The parental units asked the Dixons and Frank and Joe over for dinner that night. Mom made all my favourites: roast beef and Yorkshire pudding, chocolate cake and ice cream. And pie, of course, lots of pie. The food just kept on coming. Afterwards the adults sat Wyn and me down for a chat.

The silver would be excavated. Darragh and McKinley had been down to see it already. They estimated its worth at many millions of dollars. Dad had decided to put together a case for the Larocque family. He was going to sue the pants off Brown Industries. John A. seemed to have the spring back in his step, and Mom was teasing him in a very different way. They aren’t such bad sorts really, the parental units. But there was one bit of bad news. We were packing up right away and would be back in Toronto in two days.

On the way upstairs to bed that night Mom and Dad escorted me to my room, pretending that they were going to lock me in. Then Dad got serious.

“I think there’s one thing we all learned over the past few months,” said Dad, as though he was about to launch into a sermon, “and that’s to search for and then accept the truth about things. I learned it, and so did you kids. There’s even a lesson in that for Mr. Larocque. He should have wanted to know the truth about his parents. In the long run, the truth only hurts those who deserve to be hurt by it. And he didn’t.”
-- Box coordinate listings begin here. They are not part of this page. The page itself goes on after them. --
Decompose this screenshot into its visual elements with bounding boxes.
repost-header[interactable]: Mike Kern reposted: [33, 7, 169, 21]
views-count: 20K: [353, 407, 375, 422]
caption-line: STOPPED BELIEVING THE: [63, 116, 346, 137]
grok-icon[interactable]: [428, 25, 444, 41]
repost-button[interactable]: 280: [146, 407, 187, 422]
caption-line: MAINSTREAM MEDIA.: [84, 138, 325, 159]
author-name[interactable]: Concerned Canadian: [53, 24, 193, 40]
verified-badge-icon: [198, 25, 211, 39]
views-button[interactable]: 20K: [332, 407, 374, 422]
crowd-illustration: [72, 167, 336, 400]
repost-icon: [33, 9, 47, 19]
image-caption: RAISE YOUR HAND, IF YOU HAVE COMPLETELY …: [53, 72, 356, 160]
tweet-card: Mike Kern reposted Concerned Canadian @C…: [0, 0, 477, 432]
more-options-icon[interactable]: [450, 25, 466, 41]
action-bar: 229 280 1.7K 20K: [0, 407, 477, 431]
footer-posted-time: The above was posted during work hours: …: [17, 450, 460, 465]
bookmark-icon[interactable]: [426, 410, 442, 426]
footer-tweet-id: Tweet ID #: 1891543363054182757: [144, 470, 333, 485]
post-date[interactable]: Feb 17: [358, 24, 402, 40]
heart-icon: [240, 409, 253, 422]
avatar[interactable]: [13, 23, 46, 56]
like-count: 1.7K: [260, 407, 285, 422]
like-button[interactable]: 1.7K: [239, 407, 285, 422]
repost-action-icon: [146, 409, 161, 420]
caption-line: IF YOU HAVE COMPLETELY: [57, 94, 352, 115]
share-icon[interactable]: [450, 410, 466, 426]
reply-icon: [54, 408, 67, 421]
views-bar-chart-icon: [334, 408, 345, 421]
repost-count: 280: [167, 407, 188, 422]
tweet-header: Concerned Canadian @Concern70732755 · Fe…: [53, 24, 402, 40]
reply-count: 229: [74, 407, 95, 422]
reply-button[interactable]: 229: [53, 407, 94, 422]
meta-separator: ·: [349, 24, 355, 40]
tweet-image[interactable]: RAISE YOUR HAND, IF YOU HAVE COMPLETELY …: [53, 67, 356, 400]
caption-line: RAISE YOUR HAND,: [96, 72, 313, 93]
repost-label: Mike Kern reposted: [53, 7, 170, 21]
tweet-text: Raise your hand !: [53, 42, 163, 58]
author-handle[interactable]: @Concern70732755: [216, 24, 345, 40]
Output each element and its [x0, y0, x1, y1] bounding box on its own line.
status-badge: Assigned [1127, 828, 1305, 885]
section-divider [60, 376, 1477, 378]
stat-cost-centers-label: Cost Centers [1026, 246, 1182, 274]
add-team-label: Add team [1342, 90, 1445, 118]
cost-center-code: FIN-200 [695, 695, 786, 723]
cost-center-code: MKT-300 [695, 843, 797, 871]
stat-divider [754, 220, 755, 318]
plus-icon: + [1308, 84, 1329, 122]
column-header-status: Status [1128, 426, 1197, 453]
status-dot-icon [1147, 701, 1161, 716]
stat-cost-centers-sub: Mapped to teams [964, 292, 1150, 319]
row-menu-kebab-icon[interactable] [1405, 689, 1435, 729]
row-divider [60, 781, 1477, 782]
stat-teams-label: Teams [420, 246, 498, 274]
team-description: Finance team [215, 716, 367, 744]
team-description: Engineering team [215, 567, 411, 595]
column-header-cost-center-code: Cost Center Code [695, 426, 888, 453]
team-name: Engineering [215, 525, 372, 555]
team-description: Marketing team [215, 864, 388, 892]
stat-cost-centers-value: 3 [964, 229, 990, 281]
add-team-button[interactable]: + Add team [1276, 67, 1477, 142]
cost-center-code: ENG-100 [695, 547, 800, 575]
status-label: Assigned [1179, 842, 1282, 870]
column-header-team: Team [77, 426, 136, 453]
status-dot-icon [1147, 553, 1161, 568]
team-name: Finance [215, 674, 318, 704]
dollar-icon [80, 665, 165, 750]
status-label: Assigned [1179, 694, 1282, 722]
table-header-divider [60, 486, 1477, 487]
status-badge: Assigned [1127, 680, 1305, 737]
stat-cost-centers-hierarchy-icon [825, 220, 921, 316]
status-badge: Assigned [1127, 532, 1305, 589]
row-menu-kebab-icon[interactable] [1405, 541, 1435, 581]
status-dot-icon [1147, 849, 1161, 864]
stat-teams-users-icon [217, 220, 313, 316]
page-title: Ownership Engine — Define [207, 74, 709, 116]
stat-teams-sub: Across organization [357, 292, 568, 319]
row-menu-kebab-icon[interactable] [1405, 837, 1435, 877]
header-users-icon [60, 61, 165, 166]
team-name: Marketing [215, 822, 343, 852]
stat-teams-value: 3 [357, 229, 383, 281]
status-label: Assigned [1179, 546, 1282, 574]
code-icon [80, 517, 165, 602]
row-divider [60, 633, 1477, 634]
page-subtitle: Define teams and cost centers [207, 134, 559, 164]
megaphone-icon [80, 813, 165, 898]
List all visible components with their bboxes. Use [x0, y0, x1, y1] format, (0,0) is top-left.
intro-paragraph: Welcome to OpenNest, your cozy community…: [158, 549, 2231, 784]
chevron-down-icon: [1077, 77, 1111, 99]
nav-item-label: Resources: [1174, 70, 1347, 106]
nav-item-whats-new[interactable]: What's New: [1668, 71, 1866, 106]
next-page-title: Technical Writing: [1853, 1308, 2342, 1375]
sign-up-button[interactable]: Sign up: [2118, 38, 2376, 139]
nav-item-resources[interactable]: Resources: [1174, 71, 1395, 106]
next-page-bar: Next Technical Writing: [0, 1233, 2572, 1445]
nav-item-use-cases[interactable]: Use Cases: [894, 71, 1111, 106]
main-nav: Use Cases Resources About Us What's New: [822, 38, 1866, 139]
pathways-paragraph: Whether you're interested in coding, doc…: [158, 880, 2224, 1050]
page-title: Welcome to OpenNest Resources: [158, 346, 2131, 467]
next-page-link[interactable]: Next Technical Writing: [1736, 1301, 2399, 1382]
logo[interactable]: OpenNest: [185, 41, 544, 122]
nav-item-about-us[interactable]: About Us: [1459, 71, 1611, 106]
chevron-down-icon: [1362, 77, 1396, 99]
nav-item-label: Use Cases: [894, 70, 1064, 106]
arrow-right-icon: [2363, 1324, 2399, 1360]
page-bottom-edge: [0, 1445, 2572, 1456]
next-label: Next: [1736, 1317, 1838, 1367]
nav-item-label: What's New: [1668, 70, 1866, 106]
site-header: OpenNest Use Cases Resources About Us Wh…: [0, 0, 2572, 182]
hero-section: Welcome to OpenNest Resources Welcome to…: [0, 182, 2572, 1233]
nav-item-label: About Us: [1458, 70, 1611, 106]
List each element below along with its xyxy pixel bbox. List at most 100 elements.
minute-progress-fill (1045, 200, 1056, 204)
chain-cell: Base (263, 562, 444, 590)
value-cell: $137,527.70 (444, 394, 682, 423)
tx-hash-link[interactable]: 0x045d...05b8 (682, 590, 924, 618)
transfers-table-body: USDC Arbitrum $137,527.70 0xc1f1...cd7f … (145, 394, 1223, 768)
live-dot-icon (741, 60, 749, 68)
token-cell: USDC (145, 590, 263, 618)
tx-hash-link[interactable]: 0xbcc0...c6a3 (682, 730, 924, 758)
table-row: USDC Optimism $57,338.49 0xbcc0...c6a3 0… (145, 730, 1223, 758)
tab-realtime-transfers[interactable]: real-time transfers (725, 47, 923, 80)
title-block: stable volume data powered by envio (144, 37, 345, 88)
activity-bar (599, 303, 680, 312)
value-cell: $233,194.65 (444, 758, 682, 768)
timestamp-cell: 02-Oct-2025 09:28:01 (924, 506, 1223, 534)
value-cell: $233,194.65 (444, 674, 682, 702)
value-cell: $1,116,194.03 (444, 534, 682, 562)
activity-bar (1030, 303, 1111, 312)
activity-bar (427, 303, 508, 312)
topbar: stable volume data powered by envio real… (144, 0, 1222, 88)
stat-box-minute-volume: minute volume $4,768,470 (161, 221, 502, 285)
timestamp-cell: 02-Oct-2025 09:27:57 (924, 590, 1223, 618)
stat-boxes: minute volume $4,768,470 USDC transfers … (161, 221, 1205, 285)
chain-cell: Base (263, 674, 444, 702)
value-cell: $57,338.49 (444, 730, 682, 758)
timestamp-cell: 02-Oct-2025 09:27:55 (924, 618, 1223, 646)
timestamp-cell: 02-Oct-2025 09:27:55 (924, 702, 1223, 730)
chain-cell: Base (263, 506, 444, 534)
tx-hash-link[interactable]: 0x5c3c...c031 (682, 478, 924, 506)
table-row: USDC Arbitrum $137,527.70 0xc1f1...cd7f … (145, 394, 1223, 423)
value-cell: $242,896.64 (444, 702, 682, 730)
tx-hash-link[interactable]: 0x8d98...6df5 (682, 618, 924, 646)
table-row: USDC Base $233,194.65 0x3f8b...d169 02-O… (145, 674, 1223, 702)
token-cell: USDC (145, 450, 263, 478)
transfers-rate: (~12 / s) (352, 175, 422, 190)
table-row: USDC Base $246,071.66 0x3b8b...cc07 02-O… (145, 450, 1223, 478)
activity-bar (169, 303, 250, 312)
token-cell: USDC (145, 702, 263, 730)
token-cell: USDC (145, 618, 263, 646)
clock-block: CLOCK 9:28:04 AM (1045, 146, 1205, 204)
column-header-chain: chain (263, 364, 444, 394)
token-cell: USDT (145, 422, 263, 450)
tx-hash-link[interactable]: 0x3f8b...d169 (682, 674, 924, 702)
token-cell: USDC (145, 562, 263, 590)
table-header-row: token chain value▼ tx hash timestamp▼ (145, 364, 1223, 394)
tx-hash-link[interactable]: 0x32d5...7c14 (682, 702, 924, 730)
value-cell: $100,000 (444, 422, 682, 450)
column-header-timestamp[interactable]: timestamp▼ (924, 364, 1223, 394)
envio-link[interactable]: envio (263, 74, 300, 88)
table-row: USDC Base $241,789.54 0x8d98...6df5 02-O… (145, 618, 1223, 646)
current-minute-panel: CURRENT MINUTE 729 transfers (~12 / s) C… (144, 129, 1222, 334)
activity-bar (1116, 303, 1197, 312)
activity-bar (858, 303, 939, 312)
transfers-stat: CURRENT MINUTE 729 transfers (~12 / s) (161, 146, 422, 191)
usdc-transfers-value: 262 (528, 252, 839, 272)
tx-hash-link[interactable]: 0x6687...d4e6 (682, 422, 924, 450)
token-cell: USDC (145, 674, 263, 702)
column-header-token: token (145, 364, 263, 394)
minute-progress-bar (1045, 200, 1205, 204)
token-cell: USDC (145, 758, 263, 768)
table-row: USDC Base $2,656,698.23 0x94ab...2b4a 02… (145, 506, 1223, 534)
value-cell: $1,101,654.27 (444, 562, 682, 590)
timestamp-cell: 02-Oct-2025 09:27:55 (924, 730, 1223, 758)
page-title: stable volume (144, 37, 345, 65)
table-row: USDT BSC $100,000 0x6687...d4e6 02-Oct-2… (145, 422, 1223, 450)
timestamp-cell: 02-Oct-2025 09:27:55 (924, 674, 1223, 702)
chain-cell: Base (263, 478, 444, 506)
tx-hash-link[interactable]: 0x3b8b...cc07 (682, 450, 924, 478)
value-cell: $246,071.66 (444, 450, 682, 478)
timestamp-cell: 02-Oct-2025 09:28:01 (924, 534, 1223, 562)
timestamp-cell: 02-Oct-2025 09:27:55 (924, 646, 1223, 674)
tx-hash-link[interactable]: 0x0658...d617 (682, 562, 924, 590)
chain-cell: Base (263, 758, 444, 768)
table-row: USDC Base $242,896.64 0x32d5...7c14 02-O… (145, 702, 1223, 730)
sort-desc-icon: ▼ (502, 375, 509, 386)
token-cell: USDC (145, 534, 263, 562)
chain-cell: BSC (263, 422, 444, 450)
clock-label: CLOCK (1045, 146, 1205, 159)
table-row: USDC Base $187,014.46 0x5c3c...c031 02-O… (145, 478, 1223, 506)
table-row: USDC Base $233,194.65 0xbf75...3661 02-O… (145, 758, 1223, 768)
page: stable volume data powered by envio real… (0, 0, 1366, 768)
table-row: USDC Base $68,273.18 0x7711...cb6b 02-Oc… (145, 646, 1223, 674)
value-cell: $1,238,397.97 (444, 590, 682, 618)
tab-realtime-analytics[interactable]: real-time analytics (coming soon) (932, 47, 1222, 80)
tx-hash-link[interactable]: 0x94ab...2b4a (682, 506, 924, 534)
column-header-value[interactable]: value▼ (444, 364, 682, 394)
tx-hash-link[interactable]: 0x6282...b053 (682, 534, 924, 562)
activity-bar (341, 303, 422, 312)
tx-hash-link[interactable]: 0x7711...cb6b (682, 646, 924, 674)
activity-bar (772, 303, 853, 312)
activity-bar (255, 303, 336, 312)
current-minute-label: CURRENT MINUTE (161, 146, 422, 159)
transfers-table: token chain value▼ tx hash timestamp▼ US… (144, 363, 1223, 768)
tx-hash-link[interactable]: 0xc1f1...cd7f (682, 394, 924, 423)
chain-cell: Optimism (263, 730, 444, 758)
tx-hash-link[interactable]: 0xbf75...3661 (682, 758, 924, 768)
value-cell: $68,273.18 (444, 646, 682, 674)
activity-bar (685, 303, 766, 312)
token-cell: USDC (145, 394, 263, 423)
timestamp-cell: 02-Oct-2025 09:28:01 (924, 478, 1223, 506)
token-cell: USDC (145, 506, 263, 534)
Even Mom, who was kind of rolling her eyes when he started talking, had to agree with that. “Spoken like a truly guilty man,” she said, and then she dragged him off to their room.

Two days later I said goodbye to Frank and Joe and Wyn in the driveway of our house. I stood there in the cold northern air wearing an ordinary jacket and no mitts or toque. I slapped Frank in the face and caught Joe a shot in the ribs, just when he didn’t expect it. Then they both jumped me and knocked me down, pitching me into a snowbank and piling on top of me.

“That means they like him,” said Dad, as Mom watched with some concern. “Come on, Dylan, we’ve got to go.”

Wyn tapped me on the shoulder as I turned to climb into the Jeep. She reached out her hand and we shook.

“Good job,” she said, and smiled.

“Yeah, good job,” I said. “Uh, could you maybe send me an email message or something sometime?” Wyn Dixon didn’t have a cellphone.

“Maybe,” she said, and smiled again. Then she shoved a package into my hands and was off, down the hill with Frank and Joe, wearing that red coat with the black buttons.

When the Jeep pulled out and we headed down Lang Street, I glanced back out the rear window. She was looking at me and she didn’t look away.

As we left Cobalt that day I tried to take it all in. It was really an amazing place. And the people were amazing, too. I had made a lot of friends. As I gazed out the window of the Jeep it didn’t seem to me that there were as many stores closed or homes boarded up as when we came here. Why had I felt that things looked so bad? We went past the big, colourful murals painted on the buildings downtown, pictures right out of history, of miners hard at work, just like Theo Larocque in his prime. I remembered thinking that this brave little town hardly looked like Canada at all when we first got here. It was Canada all right, heart and soul.

I opened up the package Wyn had given me. It was a pair of mukluks, just perfect for the northern snows.

But still, I was happy to get back to Toronto. And in about one day I had returned to being a “city boy.” I had a lot to tell Bomb and Rhett, though they didn’t seem to really get the significance of what had happened up there.

A few days later a message came from Wyn. She had been down to check on Theo at the Haileybury hospital the day after we left. The night nurse told her the most amazing story. She had gone on her rounds very early that morning. When she got to his room she found him sitting up in his bed. He was as dead as Cobalt’s glory.

And on his face was the biggest grin anyone had ever seen.